Increases in the absolute and relative weights of kidney in the high level animals (though absolute values were not statistically significant in the high females) and livers of the high level females and all exposure level males were attributed to compound exposure. Since there were no obvious microscopic lesions or any abnormalities in organ associated serum chemistry values, the biological significance of the apparent organ enlargements is unknown. The adrenal weight increases, both absolute and relative in females, are unexplained as no morphological changes were significant and the lymphocyte counts were elevated rather than depressed as would be expected with adrenal cortical hypertrophy and hypersecretion.

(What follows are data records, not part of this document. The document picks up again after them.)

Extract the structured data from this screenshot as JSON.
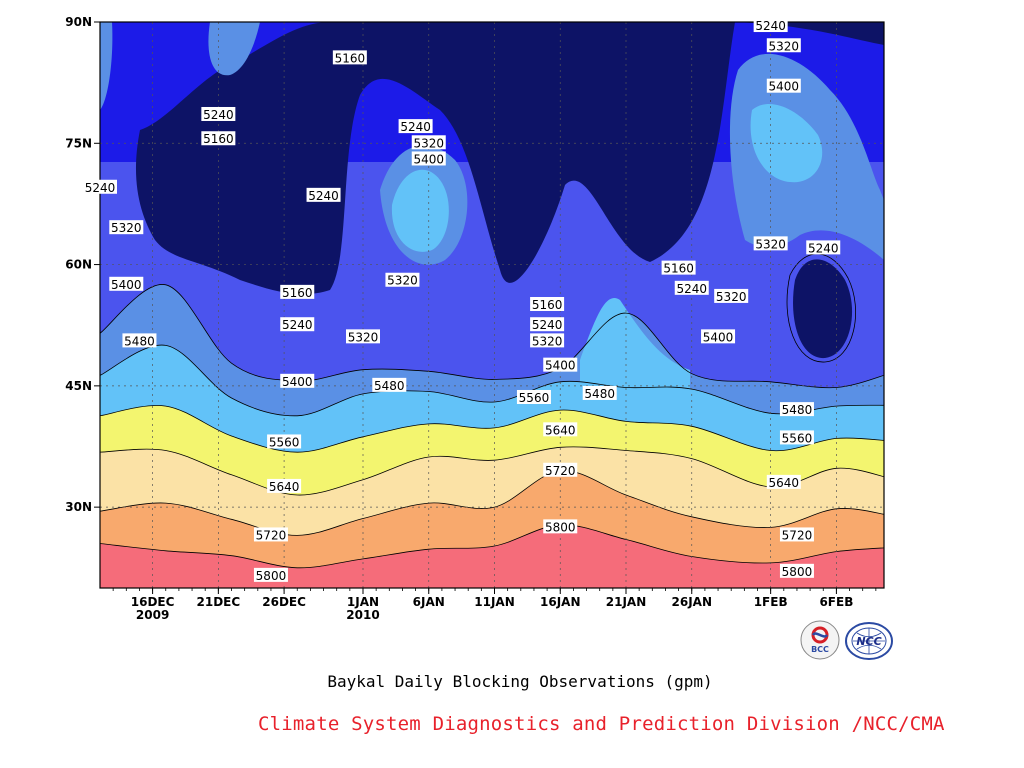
{
  "chart_data": {
    "type": "heatmap",
    "title": "Baykal Daily Blocking Observations (gpm)",
    "contour_levels": [
      5160,
      5240,
      5320,
      5400,
      5480,
      5560,
      5640,
      5720,
      5800
    ],
    "fill_colors": [
      "#0d1366",
      "#1c1be8",
      "#4b54ee",
      "#5a90e5",
      "#62c2f8",
      "#f3f56f",
      "#fbe2a6",
      "#f8a96d",
      "#f77a47",
      "#f56c7a"
    ],
    "x_ticks": [
      {
        "label": "16DEC",
        "sublabel": "2009",
        "date": "2009-12-16"
      },
      {
        "label": "21DEC",
        "sublabel": "",
        "date": "2009-12-21"
      },
      {
        "label": "26DEC",
        "sublabel": "",
        "date": "2009-12-26"
      },
      {
        "label": "1JAN",
        "sublabel": "2010",
        "date": "2010-01-01"
      },
      {
        "label": "6JAN",
        "sublabel": "",
        "date": "2010-01-06"
      },
      {
        "label": "11JAN",
        "sublabel": "",
        "date": "2010-01-11"
      },
      {
        "label": "16JAN",
        "sublabel": "",
        "date": "2010-01-16"
      },
      {
        "label": "21JAN",
        "sublabel": "",
        "date": "2010-01-21"
      },
      {
        "label": "26JAN",
        "sublabel": "",
        "date": "2010-01-26"
      },
      {
        "label": "1FEB",
        "sublabel": "",
        "date": "2010-02-01"
      },
      {
        "label": "6FEB",
        "sublabel": "",
        "date": "2010-02-06"
      }
    ],
    "y_ticks": [
      "90N",
      "75N",
      "60N",
      "45N",
      "30N"
    ],
    "y_values": [
      90,
      75,
      60,
      45,
      30
    ],
    "ylim": [
      20,
      90
    ],
    "xlim": [
      "2009-12-12",
      "2010-02-10"
    ],
    "grid": true,
    "boundaries": [
      {
        "level": 5720,
        "x": [
          "2009-12-12",
          "2009-12-17",
          "2009-12-22",
          "2009-12-27",
          "2010-01-01",
          "2010-01-06",
          "2010-01-11",
          "2010-01-16",
          "2010-01-21",
          "2010-01-26",
          "2010-02-01",
          "2010-02-06",
          "2010-02-10"
        ],
        "lat": [
          25.5,
          24.6,
          24.0,
          22.5,
          23.6,
          24.8,
          25.2,
          27.8,
          26.0,
          23.9,
          23.1,
          24.5,
          25.0
        ]
      },
      {
        "level": 5640,
        "x": [
          "2009-12-12",
          "2009-12-17",
          "2009-12-22",
          "2009-12-27",
          "2010-01-01",
          "2010-01-06",
          "2010-01-11",
          "2010-01-16",
          "2010-01-21",
          "2010-01-26",
          "2010-02-01",
          "2010-02-06",
          "2010-02-10"
        ],
        "lat": [
          29.5,
          30.5,
          28.5,
          26.5,
          28.6,
          30.5,
          30.0,
          34.5,
          31.5,
          28.8,
          27.5,
          29.8,
          29.0
        ]
      },
      {
        "level": 5560,
        "x": [
          "2009-12-12",
          "2009-12-17",
          "2009-12-22",
          "2009-12-27",
          "2010-01-01",
          "2010-01-06",
          "2010-01-11",
          "2010-01-16",
          "2010-01-21",
          "2010-01-26",
          "2010-02-01",
          "2010-02-06",
          "2010-02-10"
        ],
        "lat": [
          36.8,
          37.0,
          34.0,
          31.5,
          33.4,
          36.2,
          35.8,
          37.4,
          37.0,
          36.0,
          32.5,
          34.8,
          33.6
        ]
      },
      {
        "level": 5480,
        "x": [
          "2009-12-12",
          "2009-12-17",
          "2009-12-22",
          "2009-12-27",
          "2010-01-01",
          "2010-01-06",
          "2010-01-11",
          "2010-01-16",
          "2010-01-21",
          "2010-01-26",
          "2010-02-01",
          "2010-02-06",
          "2010-02-10"
        ],
        "lat": [
          41.3,
          42.5,
          38.8,
          36.8,
          38.7,
          40.3,
          39.8,
          42.0,
          40.6,
          40.0,
          37.0,
          38.5,
          38.2
        ]
      },
      {
        "level": 5400,
        "x": [
          "2009-12-12",
          "2009-12-17",
          "2009-12-22",
          "2009-12-27",
          "2010-01-01",
          "2010-01-06",
          "2010-01-11",
          "2010-01-16",
          "2010-01-21",
          "2010-01-26",
          "2010-02-01",
          "2010-02-06",
          "2010-02-10"
        ],
        "lat": [
          46.3,
          50.0,
          43.5,
          41.3,
          44.0,
          44.3,
          43.0,
          45.5,
          44.8,
          44.6,
          41.6,
          42.5,
          42.6
        ]
      },
      {
        "level": 5320,
        "x": [
          "2009-12-12",
          "2009-12-17",
          "2009-12-22",
          "2009-12-27",
          "2010-01-01",
          "2010-01-06",
          "2010-01-11",
          "2010-01-16",
          "2010-01-21",
          "2010-01-26",
          "2010-02-01",
          "2010-02-06",
          "2010-02-10"
        ],
        "lat": [
          51.5,
          57.5,
          47.8,
          45.6,
          47.0,
          46.8,
          45.8,
          47.2,
          54.0,
          46.5,
          45.5,
          44.8,
          46.5
        ]
      }
    ],
    "contour_labels": [
      {
        "text": "5240",
        "date": "2009-12-12",
        "lat": 69.5
      },
      {
        "text": "5320",
        "date": "2009-12-14",
        "lat": 64.5
      },
      {
        "text": "5400",
        "date": "2009-12-14",
        "lat": 57.5
      },
      {
        "text": "5480",
        "date": "2009-12-15",
        "lat": 50.5
      },
      {
        "text": "5240",
        "date": "2009-12-21",
        "lat": 78.5
      },
      {
        "text": "5160",
        "date": "2009-12-21",
        "lat": 75.5
      },
      {
        "text": "5160",
        "date": "2009-12-27",
        "lat": 56.5
      },
      {
        "text": "5240",
        "date": "2009-12-27",
        "lat": 52.5
      },
      {
        "text": "5400",
        "date": "2009-12-27",
        "lat": 45.5
      },
      {
        "text": "5560",
        "date": "2009-12-26",
        "lat": 38.0
      },
      {
        "text": "5640",
        "date": "2009-12-26",
        "lat": 32.5
      },
      {
        "text": "5720",
        "date": "2009-12-25",
        "lat": 26.5
      },
      {
        "text": "5800",
        "date": "2009-12-25",
        "lat": 21.5
      },
      {
        "text": "5240",
        "date": "2009-12-29",
        "lat": 68.5
      },
      {
        "text": "5160",
        "date": "2009-12-31",
        "lat": 85.5
      },
      {
        "text": "5320",
        "date": "2010-01-01",
        "lat": 51.0
      },
      {
        "text": "5480",
        "date": "2010-01-03",
        "lat": 45.0
      },
      {
        "text": "5240",
        "date": "2010-01-05",
        "lat": 77.0
      },
      {
        "text": "5320",
        "date": "2010-01-06",
        "lat": 75.0
      },
      {
        "text": "5400",
        "date": "2010-01-06",
        "lat": 73.0
      },
      {
        "text": "5320",
        "date": "2010-01-04",
        "lat": 58.0
      },
      {
        "text": "5160",
        "date": "2010-01-15",
        "lat": 55.0
      },
      {
        "text": "5240",
        "date": "2010-01-15",
        "lat": 52.5
      },
      {
        "text": "5320",
        "date": "2010-01-15",
        "lat": 50.5
      },
      {
        "text": "5400",
        "date": "2010-01-16",
        "lat": 47.5
      },
      {
        "text": "5480",
        "date": "2010-01-19",
        "lat": 44.0
      },
      {
        "text": "5560",
        "date": "2010-01-14",
        "lat": 43.5
      },
      {
        "text": "5640",
        "date": "2010-01-16",
        "lat": 39.5
      },
      {
        "text": "5720",
        "date": "2010-01-16",
        "lat": 34.5
      },
      {
        "text": "5800",
        "date": "2010-01-16",
        "lat": 27.5
      },
      {
        "text": "5160",
        "date": "2010-01-25",
        "lat": 59.5
      },
      {
        "text": "5240",
        "date": "2010-01-26",
        "lat": 57.0
      },
      {
        "text": "5320",
        "date": "2010-01-29",
        "lat": 56.0
      },
      {
        "text": "5400",
        "date": "2010-01-28",
        "lat": 51.0
      },
      {
        "text": "5240",
        "date": "2010-02-01",
        "lat": 89.5
      },
      {
        "text": "5320",
        "date": "2010-02-02",
        "lat": 87.0
      },
      {
        "text": "5400",
        "date": "2010-02-02",
        "lat": 82.0
      },
      {
        "text": "5320",
        "date": "2010-02-01",
        "lat": 62.5
      },
      {
        "text": "5240",
        "date": "2010-02-05",
        "lat": 62.0
      },
      {
        "text": "5480",
        "date": "2010-02-03",
        "lat": 42.0
      },
      {
        "text": "5560",
        "date": "2010-02-03",
        "lat": 38.5
      },
      {
        "text": "5640",
        "date": "2010-02-02",
        "lat": 33.0
      },
      {
        "text": "5720",
        "date": "2010-02-03",
        "lat": 26.5
      },
      {
        "text": "5800",
        "date": "2010-02-03",
        "lat": 22.0
      }
    ]
  },
  "credit": "Climate System Diagnostics and Prediction Division /NCC/CMA",
  "logos": {
    "bcc": "BCC",
    "ncc": "NCC"
  }
}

Applicant's summary and conclusion

Conclusions:
Even though there were a number of hematologic, serum chemistry, body and organ weight changes, there was a real absence of detectable morphologic changes in tissues. Interpretation of a "no-effect" level was therefore difficult to determine. There were definite toxic effects to rats exposed to flux oil at concentrations of 100 milligrams per cubic meter of air or greater. The reduced body weights of all the female exposure groups and the increased absolute and relative liver weights of all the male exposure groups preclude the low exposure level of 20 mg/m3, in this study, of being a "no-effect" level.
Executive summary:

Four groups of 15 male and 15 female Sprague- Dawley rats per group were exposed to mean analytical concentrations of 0, 20, 100 or 400 mg flux oil per cubic meter of air in 10 m3 inhalation chambers. A minimum of sixty-four 6-hour exposures were conducted over an approximate 14-week period. All animals survived the scheduled exposures. Labored breathing was observed in the high exposure animals during exposures. Nasal/respiratory irritation, hypoactivity, red discharge of eye, pale eyes, and skin and fur abnormalities were observed after exposures almost exclusively in the high exposure level animals. Additional observations noted during the weekly weigh periods were red/brown perinasal encrustation (mid and high exposure animals), salivation (high exposure males, and urine-stained hair

(high exposure animals). A significant reduction in body weight occurred in the high exposure level animals, and in the mid and low level females. Great variation was encountered in a number of hematologic and serum chemistry parameters. The changes that were statistically significant and considered possibly treatment related were depressed red cell numbers, hemoglobin, hematocrits, and blood glucose (high exposure level animals). Also noted were elevated parameters of total protein (high level animals), globulin (high level animals), creatinine (high level animals), albumin (high level males), bilirubin (high level female), and calcium (high level males); and depressed plasma cholinesterase levels (mid and high level females). Neither gross necropsy nor microscopic findings indicated any changes resulting from test material exposure. Absolute kidney weights were significantly increased in the high exposure males and kidney to body weight ratios were significantly increased in high exposure males and all exposed females. The absolute and relative liver weights were significantly increased in the high exposure animals and low and mid level males. The reduced body weights of all the female exposure groups and the increased absolute and relative liver weights of all male exposure groups preclude the low exposure level of 20 mg/m3, in this study, of being a "no-effect" level.